Defaults use `>` for inline prompts and chat suffix. You can change them, e.g.:

```json
{
  "inline_open": "<",
  "inline_close": ">",
  "chat_suffix": "/",
  "chat_prefixes": ["?", "!"],
  "trigger_characters": [".", ":", "/", "_", " "]
}
```

Notes:
- `inline_open`/`inline_close` must be single characters; `>>text>` is the double‑open variant.
- `chat_prefixes` items must be single characters.

## Environment overrides

- All config-file options can be overridden by environment variables prefixed with `HEXAI_`.
- Env values take precedence over `config.json`.
- Examples:
  - `HEXAI_PROVIDER`, `HEXAI_MAX_TOKENS`, `HEXAI_CONTEXT_MODE`, `HEXAI_CONTEXT_WINDOW_LINES`, `HEXAI_MAX_CONTEXT_TOKENS`, `HEXAI_LOG_PREVIEW_LIMIT`
  - `HEXAI_CODING_TEMPERATURE`
  - `HEXAI_COMPLETION_DEBOUNCE_MS`, `HEXAI_COMPLETION_THROTTLE_MS`
  - `HEXAI_TRIGGER_CHARACTERS` (comma-separated, e.g., `".,:,_ , "`)
  - `HEXAI_INLINE_OPEN`, `HEXAI_INLINE_CLOSE`
  - `HEXAI_CHAT_SUFFIX`, `HEXAI_CHAT_PREFIXES` (comma-separated)
  - `HEXAI_OPENAI_MODEL`, `HEXAI_OPENAI_BASE_URL`, `HEXAI_OPENAI_TEMPERATURE`
  - `HEXAI_COPILOT_MODEL`, `HEXAI_COPILOT_BASE_URL`, `HEXAI_COPILOT_TEMPERATURE`
  - `HEXAI_OLLAMA_MODEL`, `HEXAI_OLLAMA_BASE_URL`, `HEXAI_OLLAMA_TEMPERATURE`

API keys:

- OpenAI: prefer `HEXAI_OPENAI_API_KEY`, falling back to `OPENAI_API_KEY`.
- Copilot: prefer `HEXAI_COPILOT_API_KEY`, falling back to `COPILOT_API_KEY`.

## Selecting a provider

- Set `provider` in the config to `openai`, `copilot`, or `ollama`.
- If omitted, Hexai defaults to `openai`.

### OpenAI configuration

- Required: `HEXAI_OPENAI_API_KEY` (or `OPENAI_API_KEY`).
- Options:
  - `openai_model` — model name (default: `gpt-4.1`).
  - `openai_base_url` — API base (default: `https://api.openai.com/v1`).
  - `openai_temperature` — default temperature (coding-friendly `0.2`).
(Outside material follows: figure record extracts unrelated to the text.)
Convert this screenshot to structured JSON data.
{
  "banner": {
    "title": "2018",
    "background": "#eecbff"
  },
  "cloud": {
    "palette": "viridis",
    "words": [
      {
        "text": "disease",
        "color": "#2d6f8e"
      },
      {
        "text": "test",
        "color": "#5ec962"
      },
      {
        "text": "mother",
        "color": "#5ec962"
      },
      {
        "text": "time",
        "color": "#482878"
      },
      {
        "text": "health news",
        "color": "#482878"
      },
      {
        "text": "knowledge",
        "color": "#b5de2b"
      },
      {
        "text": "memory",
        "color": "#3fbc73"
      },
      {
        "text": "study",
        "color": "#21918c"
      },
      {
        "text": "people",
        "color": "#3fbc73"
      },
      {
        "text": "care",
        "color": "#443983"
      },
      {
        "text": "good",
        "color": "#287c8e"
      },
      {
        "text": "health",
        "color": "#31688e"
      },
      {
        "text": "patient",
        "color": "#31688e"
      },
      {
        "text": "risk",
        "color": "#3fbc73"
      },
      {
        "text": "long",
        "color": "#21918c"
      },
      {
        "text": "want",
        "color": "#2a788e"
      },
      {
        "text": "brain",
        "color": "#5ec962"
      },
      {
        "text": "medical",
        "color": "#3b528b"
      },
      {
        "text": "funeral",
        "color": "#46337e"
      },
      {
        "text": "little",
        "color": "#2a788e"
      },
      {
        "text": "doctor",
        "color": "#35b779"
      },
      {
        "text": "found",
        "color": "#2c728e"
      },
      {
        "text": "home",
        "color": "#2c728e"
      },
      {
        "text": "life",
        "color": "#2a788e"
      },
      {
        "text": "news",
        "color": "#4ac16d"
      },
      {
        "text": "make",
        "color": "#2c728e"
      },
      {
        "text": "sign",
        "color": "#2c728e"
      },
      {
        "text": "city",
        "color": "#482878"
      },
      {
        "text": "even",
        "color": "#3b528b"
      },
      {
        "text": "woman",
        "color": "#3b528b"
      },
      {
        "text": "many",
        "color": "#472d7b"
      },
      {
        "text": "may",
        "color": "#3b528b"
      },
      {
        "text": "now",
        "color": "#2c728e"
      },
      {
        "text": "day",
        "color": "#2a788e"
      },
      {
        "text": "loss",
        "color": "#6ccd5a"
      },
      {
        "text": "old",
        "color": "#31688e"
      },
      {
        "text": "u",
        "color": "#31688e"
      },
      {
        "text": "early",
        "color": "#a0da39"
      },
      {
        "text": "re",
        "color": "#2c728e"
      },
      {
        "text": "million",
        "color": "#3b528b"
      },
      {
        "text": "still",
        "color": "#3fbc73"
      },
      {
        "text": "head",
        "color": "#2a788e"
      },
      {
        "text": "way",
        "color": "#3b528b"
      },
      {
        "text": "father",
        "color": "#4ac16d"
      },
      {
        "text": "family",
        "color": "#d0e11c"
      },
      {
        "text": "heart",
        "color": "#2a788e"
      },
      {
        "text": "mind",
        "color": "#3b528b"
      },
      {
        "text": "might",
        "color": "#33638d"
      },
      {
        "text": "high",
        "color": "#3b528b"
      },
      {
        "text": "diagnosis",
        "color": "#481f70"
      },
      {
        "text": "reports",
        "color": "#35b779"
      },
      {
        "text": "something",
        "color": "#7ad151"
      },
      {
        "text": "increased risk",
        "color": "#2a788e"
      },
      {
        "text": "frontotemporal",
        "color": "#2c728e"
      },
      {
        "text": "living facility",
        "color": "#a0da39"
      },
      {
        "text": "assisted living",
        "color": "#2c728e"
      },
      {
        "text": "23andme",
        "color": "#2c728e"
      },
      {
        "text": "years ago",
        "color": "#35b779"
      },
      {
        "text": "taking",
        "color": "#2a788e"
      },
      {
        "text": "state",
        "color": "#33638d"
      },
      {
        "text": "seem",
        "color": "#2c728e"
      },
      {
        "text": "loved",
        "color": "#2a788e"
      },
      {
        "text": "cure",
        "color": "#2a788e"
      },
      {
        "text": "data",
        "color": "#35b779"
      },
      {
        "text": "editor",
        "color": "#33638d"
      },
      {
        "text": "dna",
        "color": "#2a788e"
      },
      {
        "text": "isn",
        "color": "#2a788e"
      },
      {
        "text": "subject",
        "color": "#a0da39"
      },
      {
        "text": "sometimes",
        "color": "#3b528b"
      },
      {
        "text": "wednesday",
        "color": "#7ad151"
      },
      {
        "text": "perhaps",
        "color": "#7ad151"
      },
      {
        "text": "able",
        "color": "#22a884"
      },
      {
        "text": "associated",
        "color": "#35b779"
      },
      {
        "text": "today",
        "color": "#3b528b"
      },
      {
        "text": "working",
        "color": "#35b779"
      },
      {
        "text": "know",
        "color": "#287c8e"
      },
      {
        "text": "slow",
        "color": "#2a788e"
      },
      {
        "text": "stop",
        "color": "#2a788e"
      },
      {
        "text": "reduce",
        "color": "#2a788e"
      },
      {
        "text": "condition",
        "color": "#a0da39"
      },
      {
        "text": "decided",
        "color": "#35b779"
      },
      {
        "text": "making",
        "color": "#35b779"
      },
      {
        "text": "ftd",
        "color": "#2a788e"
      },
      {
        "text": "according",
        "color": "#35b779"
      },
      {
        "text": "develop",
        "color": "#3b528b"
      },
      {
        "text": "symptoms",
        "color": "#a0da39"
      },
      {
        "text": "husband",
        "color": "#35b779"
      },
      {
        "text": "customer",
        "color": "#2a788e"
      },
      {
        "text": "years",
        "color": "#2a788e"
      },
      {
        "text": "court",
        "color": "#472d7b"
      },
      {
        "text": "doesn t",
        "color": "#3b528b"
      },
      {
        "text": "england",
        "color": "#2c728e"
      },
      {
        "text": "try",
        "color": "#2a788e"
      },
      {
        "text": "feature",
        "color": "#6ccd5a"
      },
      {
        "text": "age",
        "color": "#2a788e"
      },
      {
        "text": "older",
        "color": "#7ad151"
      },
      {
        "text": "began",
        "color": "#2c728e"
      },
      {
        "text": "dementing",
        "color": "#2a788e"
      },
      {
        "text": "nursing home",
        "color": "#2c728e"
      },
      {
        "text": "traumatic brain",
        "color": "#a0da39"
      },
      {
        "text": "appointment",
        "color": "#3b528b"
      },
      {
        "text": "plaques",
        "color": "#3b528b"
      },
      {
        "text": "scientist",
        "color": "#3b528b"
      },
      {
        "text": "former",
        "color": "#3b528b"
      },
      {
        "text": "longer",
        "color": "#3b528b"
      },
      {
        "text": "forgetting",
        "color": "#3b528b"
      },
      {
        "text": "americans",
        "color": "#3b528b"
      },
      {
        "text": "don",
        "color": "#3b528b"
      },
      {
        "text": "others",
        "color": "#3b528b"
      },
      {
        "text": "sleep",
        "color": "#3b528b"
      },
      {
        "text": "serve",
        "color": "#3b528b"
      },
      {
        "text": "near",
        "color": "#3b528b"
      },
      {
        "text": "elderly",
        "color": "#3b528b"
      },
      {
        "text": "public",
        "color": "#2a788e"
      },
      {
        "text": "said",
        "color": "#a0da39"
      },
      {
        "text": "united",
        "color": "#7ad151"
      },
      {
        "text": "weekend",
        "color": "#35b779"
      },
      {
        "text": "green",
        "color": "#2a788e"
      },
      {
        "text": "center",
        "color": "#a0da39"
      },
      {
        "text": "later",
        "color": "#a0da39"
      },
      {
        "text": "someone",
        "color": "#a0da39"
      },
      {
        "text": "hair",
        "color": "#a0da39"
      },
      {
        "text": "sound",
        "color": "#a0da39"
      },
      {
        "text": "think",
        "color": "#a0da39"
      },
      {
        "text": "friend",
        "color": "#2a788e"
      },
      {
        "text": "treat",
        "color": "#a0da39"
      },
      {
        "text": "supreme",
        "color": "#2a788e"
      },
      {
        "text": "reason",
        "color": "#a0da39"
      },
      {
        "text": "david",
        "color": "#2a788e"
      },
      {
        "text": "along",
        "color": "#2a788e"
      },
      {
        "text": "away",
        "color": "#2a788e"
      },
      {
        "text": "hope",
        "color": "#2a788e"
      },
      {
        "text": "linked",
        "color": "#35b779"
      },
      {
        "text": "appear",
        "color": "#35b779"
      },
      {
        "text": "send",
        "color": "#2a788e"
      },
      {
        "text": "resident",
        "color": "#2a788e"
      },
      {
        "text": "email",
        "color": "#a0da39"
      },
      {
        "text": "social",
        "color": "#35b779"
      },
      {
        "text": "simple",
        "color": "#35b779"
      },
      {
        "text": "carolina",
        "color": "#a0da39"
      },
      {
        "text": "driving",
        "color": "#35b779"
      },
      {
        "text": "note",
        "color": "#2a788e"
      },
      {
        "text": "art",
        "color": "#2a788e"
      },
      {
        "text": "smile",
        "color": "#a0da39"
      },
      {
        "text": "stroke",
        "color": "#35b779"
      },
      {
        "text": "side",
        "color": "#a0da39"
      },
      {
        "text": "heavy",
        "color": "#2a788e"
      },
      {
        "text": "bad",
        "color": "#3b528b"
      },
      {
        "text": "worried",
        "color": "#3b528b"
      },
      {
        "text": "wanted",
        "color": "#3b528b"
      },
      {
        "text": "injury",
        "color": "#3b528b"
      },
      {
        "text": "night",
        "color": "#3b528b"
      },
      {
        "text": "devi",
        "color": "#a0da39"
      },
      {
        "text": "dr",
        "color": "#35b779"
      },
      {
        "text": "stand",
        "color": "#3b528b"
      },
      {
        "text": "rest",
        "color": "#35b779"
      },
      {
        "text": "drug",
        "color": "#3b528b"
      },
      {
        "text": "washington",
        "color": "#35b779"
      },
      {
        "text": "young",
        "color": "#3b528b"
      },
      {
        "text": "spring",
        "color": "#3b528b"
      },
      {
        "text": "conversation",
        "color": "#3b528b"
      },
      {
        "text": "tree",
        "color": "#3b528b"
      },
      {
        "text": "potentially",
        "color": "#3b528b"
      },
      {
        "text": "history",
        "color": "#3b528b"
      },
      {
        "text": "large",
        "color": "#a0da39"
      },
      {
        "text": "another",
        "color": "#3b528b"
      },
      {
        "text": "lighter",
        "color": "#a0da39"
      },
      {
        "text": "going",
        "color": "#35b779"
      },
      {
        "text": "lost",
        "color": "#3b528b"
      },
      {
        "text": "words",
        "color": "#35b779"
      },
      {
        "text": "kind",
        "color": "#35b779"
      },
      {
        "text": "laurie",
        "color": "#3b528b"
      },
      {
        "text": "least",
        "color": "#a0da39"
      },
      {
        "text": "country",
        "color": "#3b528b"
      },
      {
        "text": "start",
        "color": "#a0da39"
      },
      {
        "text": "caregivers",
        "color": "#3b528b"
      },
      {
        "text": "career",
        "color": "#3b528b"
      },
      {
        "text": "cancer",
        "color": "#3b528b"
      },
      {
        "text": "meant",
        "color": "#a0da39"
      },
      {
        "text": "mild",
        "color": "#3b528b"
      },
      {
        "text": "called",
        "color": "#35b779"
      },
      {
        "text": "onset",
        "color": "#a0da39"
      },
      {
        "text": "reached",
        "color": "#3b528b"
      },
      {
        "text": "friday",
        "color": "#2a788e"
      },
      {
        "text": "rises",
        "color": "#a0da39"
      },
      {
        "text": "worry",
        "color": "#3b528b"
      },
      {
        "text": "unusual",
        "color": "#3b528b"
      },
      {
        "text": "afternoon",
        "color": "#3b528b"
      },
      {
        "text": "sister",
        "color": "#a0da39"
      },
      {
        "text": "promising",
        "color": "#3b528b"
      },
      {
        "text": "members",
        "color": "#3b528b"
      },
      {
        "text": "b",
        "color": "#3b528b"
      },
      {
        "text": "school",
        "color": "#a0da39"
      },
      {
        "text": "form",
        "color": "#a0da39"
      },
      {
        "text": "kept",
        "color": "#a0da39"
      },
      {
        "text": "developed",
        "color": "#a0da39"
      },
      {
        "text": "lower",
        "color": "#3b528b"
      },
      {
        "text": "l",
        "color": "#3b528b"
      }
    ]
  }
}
### GitHub Copilot configuration

- Required: `COPILOT_API_KEY`.
- Options:
  - `copilot_model` — model name (default: `gpt-4o-mini`).
  - `copilot_base_url` — API base (default: `https://api.githubcopilot.com`).
  - `copilot_temperature` — default temperature (coding-friendly `0.2`).

### Ollama configuration

- Options:
  - `ollama_model` — model name/tag (default: `qwen3-coder:30b-a3b-q4_K_M`).
  - `ollama_base_url` — base URL (default: `http://localhost:11434`).
  - `ollama_temperature` — default temperature (coding-friendly `0.2`).

Notes:

- Ensure the model is available locally (e.g., `ollama pull qwen3-coder:30b-a3b-q4_K_M`).
- Alternatively, run Ollama in OpenAI‑compatible mode and use the OpenAI provider with
  `openai_base_url` pointed at your local endpoint.

## LSP completion tuning

- Debounce: `completion_debounce_ms` waits until there has been no recent input for at least this many milliseconds before sending a completion request. Recommended 150–300 ms to balance responsiveness and API usage.
- Throttle: `completion_throttle_ms` enforces a minimum spacing between completion requests, across both chat and provider-native paths. Set to 0 to disable. Recommended 300–600 ms if you still see excessive requests with just debounce.
- Manual invoke prefix: `manual_invoke_min_prefix` requires this many identifier characters before a manual completion (TriggerKind=1) proceeds without other triggers. Use 0 to always allow manual invoke.

Environment variables mirror these settings: `HEXAI_COMPLETION_DEBOUNCE_MS`, `HEXAI_COMPLETION_THROTTLE_MS`, `HEXAI_MANUAL_INVOKE_MIN_PREFIX`.

## Temperature behavior

- What it is: controls randomness/creativity of outputs.
- Default for coding: `0.2` for all providers unless overridden.
- Per-provider overrides: `openai_temperature`, `copilot_temperature`, `ollama_temperature`.

Recommended ranges:

- 0.0–0.3: deterministic and precise; best for refactors, tests, and bug fixes.
- 0.4–0.7: balanced; general Q&A and writing.
- 0.8–1.2+: creative; brainstorming; may increase tangents.

Guidance:

- Lower temperature increases consistency, but can be terse or repetitive.
- Higher temperature increases diversity, but can wander or introduce mistakes.